One question is bugging me for a long time but I couldn't make out anything nor could my friends. Here it goes:

We know, $\vec r$ is regarded as the position vector. So we can say, $$\vec r \cdot\vec r = r^2$$

Differentiating both sides with respect to time $t$, we get $$\vec r \cdot\frac{d \vec r}{dt} + \frac{d \vec r}{dt}\cdot\vec r = 2r \frac{dr}{dt}$$ or,$$2 \vec r \cdot\frac{d \vec r}{dt} = 2r \frac{dr}{dt}$$ or,$$\vec r \cdot\frac{d \vec r}{dt} = r \,\frac{dr}{dt}$$ or,$$\vec r \cdot\ d \vec r = r \,\ dr$$ or,$$r \,\ dr \cos \theta = r \,\ dr$$ where $\theta$ is angle between $\vec r$ and $d \vec r$

or,$$\cos \theta = 1$$ or,$$\theta = 0^\circ $$

Question no.1:So can I conclude that $\vec r$ and $d \vec r$ have the same direction? The above calculation suggests so but the diagram below does not. Why?
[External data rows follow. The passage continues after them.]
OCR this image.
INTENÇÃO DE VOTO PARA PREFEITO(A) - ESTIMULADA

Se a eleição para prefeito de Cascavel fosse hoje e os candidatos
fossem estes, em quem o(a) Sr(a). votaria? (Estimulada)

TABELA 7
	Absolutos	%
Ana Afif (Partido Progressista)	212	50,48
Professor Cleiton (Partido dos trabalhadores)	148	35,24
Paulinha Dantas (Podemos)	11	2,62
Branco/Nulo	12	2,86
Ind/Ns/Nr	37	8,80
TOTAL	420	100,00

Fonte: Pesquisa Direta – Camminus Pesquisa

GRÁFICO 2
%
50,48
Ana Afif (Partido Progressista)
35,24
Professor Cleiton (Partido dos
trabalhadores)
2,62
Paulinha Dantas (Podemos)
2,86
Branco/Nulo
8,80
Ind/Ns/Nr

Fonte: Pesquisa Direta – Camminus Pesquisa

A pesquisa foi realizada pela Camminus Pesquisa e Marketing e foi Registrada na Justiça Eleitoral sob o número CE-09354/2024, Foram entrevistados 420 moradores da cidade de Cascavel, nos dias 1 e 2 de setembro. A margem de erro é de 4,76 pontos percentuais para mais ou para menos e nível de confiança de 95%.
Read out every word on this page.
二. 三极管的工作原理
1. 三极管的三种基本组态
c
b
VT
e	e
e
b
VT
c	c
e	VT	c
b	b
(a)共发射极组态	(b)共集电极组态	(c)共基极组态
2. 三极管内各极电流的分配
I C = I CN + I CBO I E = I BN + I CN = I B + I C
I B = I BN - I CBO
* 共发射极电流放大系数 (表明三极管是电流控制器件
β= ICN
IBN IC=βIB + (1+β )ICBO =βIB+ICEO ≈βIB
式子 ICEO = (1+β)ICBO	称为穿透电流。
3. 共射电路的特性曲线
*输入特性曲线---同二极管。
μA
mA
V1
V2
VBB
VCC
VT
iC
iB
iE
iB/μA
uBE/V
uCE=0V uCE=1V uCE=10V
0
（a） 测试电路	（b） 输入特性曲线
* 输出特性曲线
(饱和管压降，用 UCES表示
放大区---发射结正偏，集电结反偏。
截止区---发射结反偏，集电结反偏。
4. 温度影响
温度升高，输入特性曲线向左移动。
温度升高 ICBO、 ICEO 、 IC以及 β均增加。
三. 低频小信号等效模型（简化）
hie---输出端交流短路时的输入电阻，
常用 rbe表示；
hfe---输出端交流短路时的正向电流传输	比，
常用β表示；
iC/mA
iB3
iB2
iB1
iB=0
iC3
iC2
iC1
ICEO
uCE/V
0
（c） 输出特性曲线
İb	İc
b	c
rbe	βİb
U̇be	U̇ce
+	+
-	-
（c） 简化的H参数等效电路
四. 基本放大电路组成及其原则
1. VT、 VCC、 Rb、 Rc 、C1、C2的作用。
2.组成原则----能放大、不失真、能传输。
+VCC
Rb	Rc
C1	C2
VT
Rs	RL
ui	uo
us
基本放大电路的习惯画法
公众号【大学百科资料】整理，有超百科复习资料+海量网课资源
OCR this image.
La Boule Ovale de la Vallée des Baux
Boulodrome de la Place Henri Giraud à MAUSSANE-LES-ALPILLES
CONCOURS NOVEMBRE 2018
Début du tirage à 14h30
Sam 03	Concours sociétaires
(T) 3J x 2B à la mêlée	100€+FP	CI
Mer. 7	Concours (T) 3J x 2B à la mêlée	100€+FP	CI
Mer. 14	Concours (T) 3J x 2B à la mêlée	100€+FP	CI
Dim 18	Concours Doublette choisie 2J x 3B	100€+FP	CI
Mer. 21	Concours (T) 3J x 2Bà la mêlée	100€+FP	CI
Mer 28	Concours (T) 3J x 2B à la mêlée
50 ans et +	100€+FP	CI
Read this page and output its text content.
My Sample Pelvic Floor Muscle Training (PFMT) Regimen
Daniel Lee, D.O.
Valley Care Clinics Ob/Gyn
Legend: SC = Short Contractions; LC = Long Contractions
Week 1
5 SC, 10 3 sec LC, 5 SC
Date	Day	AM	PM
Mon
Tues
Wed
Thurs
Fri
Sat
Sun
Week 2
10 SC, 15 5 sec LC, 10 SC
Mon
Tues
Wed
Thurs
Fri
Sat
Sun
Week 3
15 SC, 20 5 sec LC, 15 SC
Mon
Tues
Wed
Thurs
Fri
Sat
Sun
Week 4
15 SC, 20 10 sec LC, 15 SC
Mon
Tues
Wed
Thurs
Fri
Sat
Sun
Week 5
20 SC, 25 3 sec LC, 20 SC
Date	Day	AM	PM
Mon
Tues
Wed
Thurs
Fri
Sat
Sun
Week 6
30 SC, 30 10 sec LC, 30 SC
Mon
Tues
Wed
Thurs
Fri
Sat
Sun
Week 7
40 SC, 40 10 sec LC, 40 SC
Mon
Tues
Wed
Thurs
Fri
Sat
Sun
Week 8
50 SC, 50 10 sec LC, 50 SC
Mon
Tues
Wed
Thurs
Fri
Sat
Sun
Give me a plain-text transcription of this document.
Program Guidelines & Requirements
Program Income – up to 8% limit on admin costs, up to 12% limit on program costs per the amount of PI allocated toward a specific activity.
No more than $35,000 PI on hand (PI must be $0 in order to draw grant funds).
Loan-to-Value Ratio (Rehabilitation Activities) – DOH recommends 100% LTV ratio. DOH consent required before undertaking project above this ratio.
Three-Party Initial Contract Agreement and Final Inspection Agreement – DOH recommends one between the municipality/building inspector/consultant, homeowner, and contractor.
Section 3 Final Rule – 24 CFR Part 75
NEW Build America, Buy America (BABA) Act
Also if $\vec r$ and $d \vec r$ have the same direction, then $$\vec r \times \frac{d \vec r}{dt} = 0$$ Now,$$\vec r = r \hat r $$ where$$\hat r = \hat i \cos \theta + \hat j \sin \theta$$ So,$$\frac{d \vec r}{dt} = \frac{dr}{dt}\hat r + r \hat \theta \frac{d \theta}{dt}$$ and$$\vec r \times \frac{d \vec r}{dt} = r^2 \frac{d \theta}{dt} (\hat r \times \hat \theta) \not = 0 \,\ \text{(in general)}$$

Why does this contradiction arise?

Answer 1

Despite what some of the other answers are mentioning, the following equation you have is correct $$ \vec{r} \cdot d \vec{r} = r dr $$ You can check this by noting $$ \vec{r} = x {\hat i} + y {\hat j} + z {\hat k} \implies d \vec{r} = d x {\hat i} + d y {\hat j} + d z {\hat k} $$ Then $$ \vec{r} \cdot d \vec{r} = x dx + y dy + z dz $$ Further note $$ r = \sqrt{ x^2 + y^2 + z^2 } \implies dr = \frac{1}{r} \left( x dx + y dy + z dz \right) $$ implying that it is true that $\vec{r} \cdot d \vec{r} = r dr$.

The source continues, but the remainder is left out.